L'accord de Bonn, en 2001, avait exclu du jeu politique afghan un grand nombre d'acteurs qui participent désormais à l'insurrection. L'objectif de la réconciliation actuelle est de réintégrer dans le champ politique l'insurrection traditionnelle pachtoune, nationaliste et, sous direction talibane, qui avait été écartée en 2001 et 2002. Elle ne s'adresse naturellement pas aux Jihadistes internationaux. La stratégie consiste à séparer la branche internationaliste et étrangère des insurgés nationaux. Compte tenu de l'imbrication de ces deux mouvements, de leurs solidarités et de leurs intérêts communs, on peut imaginer que la démarche sera longue et délicate.

Pour la coalition et les forces de sécurité afghanes, cette démarche de réconciliation ne peut aboutir que si l'insurrection perçoit l'impasse militaire de la situation. Cela implique donc que la pression des opérations militaires soit maintenue et certainement amplifiée pour atteindre cet objectif.

L'extrême complexité des intervenants (ethnies, tribus, groupes d'intérêts, etc.) suppose qu'on puisse procéder à un gigantesque marchandage qui, pour reprendre l'une des expressions d'un interlocuteur de la mission, ne peut réussir que si l'ensemble des acteurs « y trouve son compte ».

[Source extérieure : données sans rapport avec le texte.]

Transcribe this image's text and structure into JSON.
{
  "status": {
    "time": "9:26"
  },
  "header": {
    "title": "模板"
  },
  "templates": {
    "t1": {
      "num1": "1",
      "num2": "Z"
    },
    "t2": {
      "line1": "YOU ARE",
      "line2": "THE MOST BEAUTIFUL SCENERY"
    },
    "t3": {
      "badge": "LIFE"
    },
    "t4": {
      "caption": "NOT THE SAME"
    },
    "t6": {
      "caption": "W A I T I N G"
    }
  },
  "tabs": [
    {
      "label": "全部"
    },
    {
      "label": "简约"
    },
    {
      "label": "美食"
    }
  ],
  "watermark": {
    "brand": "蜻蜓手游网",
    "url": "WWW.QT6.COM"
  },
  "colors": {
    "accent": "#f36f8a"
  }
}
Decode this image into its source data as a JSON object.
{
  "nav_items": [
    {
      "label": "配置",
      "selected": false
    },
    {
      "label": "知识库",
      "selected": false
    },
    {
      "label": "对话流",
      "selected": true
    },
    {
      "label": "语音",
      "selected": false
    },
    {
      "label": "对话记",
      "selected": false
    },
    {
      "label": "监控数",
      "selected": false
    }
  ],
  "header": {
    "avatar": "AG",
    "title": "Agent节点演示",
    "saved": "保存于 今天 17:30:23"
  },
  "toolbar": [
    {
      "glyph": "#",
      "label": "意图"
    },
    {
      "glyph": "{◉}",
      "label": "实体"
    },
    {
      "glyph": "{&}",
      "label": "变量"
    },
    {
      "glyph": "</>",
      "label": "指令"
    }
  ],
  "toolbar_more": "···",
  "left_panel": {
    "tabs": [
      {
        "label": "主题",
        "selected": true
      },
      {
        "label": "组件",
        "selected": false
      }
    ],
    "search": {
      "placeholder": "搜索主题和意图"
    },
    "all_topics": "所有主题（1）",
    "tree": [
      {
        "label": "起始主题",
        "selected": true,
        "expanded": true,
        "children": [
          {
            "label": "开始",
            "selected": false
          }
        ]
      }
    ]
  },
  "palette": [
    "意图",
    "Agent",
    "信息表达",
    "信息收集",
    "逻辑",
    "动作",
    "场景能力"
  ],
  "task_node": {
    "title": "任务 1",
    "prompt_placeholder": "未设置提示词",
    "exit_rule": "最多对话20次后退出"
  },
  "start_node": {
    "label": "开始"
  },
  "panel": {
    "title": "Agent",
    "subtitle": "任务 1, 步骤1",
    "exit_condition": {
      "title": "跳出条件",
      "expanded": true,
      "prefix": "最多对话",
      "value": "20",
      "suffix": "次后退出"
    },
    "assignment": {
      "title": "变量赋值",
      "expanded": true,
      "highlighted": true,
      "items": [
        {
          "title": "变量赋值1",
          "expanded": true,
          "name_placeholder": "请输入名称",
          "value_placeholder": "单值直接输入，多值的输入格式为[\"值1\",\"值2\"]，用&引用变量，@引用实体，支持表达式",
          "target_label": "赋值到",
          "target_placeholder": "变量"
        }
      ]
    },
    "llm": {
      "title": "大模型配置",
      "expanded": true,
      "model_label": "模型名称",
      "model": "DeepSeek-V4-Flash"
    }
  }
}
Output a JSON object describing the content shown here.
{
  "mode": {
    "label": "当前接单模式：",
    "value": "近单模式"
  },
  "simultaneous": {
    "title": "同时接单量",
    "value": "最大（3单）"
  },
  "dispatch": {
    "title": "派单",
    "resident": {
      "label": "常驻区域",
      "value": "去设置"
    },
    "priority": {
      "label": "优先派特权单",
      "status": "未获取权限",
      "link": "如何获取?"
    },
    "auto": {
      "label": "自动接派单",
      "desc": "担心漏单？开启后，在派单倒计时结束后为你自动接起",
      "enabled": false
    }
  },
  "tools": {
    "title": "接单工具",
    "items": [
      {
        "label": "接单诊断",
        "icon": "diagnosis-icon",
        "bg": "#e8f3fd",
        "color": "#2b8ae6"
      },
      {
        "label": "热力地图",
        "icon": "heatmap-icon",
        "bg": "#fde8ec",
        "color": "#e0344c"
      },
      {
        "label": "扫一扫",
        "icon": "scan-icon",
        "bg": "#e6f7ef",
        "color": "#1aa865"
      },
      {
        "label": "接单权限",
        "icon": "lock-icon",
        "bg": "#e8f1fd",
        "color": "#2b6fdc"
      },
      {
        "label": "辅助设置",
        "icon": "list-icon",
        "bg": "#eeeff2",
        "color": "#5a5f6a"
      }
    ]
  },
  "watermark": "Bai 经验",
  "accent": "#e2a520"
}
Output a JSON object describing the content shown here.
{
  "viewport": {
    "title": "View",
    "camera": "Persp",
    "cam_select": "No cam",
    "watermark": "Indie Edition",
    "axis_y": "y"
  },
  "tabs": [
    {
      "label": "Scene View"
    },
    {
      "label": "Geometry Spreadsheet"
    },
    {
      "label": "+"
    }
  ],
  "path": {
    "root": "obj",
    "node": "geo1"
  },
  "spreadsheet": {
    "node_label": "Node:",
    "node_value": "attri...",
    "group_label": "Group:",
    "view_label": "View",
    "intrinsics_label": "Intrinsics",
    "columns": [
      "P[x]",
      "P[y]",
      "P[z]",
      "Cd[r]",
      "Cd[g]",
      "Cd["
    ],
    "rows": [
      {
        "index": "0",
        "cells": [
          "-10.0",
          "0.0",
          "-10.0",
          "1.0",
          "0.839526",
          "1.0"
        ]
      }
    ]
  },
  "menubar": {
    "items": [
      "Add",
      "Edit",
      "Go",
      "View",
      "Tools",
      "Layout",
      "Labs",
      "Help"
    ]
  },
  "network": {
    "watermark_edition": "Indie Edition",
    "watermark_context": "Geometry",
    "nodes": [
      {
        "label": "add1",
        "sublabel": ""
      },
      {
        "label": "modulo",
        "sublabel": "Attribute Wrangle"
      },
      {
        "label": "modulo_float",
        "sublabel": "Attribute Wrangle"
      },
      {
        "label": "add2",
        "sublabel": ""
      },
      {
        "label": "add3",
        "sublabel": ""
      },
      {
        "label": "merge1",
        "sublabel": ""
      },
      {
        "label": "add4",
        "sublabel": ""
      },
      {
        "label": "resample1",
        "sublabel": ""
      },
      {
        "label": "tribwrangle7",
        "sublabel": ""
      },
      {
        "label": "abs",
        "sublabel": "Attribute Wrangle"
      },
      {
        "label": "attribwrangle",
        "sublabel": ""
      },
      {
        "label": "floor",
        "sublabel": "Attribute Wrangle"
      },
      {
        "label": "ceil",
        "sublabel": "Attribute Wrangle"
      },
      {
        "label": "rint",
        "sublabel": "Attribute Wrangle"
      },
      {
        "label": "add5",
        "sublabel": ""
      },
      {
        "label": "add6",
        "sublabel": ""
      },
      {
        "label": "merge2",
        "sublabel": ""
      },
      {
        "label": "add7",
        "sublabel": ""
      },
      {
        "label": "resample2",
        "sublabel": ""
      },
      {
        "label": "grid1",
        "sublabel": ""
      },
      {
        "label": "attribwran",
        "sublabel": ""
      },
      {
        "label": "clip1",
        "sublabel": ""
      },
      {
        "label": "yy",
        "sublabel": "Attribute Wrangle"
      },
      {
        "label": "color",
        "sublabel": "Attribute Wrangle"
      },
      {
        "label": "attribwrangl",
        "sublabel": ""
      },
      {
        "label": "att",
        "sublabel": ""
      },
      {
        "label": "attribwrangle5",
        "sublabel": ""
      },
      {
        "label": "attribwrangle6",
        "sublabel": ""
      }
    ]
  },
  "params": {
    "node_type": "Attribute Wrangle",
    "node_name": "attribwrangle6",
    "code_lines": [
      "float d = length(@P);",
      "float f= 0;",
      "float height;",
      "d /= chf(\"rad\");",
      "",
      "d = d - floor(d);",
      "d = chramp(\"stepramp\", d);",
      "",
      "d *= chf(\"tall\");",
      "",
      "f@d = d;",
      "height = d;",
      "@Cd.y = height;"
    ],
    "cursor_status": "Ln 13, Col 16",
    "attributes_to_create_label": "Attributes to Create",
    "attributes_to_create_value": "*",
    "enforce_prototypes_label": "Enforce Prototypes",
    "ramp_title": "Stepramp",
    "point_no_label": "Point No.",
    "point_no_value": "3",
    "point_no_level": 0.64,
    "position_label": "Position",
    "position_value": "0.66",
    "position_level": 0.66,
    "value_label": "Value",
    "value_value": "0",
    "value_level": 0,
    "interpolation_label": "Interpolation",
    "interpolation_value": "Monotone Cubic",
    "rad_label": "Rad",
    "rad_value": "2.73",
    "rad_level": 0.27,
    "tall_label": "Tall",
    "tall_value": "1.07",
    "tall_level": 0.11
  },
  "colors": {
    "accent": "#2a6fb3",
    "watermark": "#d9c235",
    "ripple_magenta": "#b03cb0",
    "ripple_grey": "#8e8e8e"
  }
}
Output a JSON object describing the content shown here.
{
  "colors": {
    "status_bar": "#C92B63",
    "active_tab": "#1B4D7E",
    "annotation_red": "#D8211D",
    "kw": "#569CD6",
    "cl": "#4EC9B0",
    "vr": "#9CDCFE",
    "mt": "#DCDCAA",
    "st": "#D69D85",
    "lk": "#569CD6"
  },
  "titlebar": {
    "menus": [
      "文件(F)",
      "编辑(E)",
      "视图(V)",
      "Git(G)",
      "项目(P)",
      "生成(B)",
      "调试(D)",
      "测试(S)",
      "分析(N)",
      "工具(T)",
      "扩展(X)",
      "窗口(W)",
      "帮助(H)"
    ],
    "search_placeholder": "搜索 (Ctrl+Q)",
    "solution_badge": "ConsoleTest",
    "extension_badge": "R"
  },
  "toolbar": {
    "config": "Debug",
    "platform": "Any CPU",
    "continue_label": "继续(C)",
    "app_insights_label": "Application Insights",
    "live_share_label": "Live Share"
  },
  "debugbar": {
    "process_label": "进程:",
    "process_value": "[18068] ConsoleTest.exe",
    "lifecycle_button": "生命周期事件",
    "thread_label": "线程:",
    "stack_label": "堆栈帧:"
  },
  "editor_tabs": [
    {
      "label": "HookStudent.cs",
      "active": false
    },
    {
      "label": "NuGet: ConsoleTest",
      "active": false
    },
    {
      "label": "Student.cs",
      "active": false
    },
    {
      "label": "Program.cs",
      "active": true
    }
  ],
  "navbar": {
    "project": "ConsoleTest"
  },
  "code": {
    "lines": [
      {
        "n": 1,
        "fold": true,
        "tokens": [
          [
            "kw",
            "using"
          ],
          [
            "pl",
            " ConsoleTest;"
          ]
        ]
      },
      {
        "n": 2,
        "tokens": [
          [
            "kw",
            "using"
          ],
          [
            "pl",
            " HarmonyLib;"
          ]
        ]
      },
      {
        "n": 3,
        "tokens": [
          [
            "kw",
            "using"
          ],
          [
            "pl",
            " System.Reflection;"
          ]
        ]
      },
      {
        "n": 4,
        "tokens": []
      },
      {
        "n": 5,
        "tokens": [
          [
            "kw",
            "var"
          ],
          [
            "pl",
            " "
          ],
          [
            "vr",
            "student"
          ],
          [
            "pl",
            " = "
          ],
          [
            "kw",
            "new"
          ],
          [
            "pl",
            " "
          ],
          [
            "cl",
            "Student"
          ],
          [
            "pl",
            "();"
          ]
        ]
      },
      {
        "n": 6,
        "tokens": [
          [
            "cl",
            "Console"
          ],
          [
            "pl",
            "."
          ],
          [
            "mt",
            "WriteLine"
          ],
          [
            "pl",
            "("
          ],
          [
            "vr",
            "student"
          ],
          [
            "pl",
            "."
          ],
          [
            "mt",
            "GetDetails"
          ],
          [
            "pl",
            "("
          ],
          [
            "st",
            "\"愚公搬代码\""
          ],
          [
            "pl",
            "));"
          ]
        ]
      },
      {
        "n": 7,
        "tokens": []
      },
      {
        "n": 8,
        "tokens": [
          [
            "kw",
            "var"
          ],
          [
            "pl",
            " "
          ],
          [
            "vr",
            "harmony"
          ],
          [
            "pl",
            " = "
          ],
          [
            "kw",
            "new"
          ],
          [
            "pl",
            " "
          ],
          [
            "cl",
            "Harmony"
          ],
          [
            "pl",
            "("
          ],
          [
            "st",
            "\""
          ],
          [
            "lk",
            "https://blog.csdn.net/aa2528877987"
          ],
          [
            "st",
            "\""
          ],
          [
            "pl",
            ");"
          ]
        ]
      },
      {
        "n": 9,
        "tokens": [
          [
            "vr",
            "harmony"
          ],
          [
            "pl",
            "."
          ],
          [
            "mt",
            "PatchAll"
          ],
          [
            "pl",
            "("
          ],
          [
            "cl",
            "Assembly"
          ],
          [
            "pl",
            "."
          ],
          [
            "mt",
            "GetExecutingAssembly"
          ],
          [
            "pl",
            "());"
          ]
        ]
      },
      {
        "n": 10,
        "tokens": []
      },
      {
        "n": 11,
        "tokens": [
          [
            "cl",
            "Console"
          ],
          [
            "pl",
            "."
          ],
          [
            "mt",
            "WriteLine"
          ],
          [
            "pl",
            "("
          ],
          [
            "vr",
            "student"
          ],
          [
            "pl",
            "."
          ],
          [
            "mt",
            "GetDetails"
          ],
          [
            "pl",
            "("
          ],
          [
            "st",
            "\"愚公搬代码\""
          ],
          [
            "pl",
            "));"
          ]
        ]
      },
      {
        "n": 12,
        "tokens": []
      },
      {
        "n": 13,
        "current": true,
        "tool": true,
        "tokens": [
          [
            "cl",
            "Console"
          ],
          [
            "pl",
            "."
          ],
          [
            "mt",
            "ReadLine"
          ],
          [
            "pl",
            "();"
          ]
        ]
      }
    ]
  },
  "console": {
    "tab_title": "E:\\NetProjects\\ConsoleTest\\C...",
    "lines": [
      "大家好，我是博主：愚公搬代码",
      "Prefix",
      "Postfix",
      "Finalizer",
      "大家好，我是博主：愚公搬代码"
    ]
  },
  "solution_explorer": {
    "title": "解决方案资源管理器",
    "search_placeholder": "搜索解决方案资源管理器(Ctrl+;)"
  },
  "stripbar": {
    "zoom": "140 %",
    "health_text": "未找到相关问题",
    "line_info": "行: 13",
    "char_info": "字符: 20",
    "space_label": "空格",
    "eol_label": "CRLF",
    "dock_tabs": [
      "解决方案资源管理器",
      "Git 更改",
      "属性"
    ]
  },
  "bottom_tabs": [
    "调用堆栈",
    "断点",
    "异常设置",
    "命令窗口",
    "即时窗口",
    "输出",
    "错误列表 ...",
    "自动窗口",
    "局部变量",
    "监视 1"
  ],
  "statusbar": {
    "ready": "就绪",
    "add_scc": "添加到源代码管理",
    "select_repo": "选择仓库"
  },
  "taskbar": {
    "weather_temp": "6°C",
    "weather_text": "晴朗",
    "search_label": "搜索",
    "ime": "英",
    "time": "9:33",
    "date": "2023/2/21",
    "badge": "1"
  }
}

Les élections présidentielles qui se sont tenues en 2009 et leurs résultats viennent compliquer encore le processus de réconciliation puisqu'ils ajoutent un clivage entre les forces politiques et institutionnelles à celui qui existait entre le gouvernement et les insurgés. Le rejet immédiat des ouvertures faites par le président Karzai, lors de son discours d'investiture, le 19 novembre 2009, à l'insurrection en témoigne.

Dans ce processus, les pays voisins joueront un rôle important, ne serait-ce qu'en ne permettant plus que leur territoire soit utilisé comme base arrière et comme camp d'entraînement. Cette remarque concerne, au premier chef, le Pakistan.

Elle supposera également un changement d'attitude de l'Inde, acteur régional incontournable, qui, jusqu'à présent, refuse officiellement de distinguer entre les « bons » et les « mauvais » taliban.

* 19 Jean-Michel BAILLAT conseiller juridique du commandement FIAS « Afghanistan : une inconfortable situation » - Défense nationale octobre 2009.

* 20 Il convient en effet de rappeler que le gouvernement de transition mis en place en 2002 « récompensait » l'alliance du Nord et l'ethnie tadjike pour son rôle dans l'élimination du régime des taliban. Il détenait en particulier un certain nombre des ministères clés. Progressivement, sous l'égide du Président Karzai, les pachtoune ont repris l'essentiel des commandes du gouvernement afghan.